Though it’s unclear whether the final scene is real or imagined, the film ends with Kali triumphantly returning to the boxing ring. Filmed at and in collaboration with the Seneca Niagara Resort & Casino, Kali’s entrance is flanked by a rousing song and dance composed by members of the local Seneca tribe. It’s the most colorful sequence in the film, and it’s a powerful and joyous celebration of Native American tradition.

Reis enters all of her fights this way, which makes one feel for her opponents. “We had local people from the tribes, because we were on their land, bless us with what they wanted to do. I never tell them what to sing, I invite them to do this with me and whatever they feel, however they want to dance, is what we do. I never know, I just walk out to the ring and it’s my honor,” said Reis.

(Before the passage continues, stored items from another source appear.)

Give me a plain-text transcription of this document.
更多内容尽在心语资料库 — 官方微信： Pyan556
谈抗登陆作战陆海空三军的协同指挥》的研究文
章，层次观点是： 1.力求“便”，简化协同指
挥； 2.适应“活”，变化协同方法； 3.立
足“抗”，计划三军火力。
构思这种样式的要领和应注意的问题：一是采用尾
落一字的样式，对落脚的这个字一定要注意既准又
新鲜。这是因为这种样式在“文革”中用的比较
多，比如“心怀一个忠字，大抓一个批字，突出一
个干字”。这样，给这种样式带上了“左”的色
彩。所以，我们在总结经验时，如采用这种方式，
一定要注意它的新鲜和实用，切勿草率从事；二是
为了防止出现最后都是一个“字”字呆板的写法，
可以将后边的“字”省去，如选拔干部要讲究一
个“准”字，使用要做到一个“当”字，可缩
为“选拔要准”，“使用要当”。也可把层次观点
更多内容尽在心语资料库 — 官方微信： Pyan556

The same pride she brings to boxing is evident in her latest career choice. “Catch the Fair One” is both grounded and uplifted by Reis, her impressive performance and the Indigenous activism and knowledge she brought as a writer.

I’ve always had my culture and the pride of my heritage be at the forefront of my boxing,” she said. “Especially being on a mainstream stage, you don’t see anything Native American based at all. So I take the opportunity to have my community out with me before I go to battle. I’d hope to be a trailblazer for people just being proud of who they are, by involving it in sports or whatever they do.”

“Catch the Fair One” opens at the IFC Center on Friday, February 11.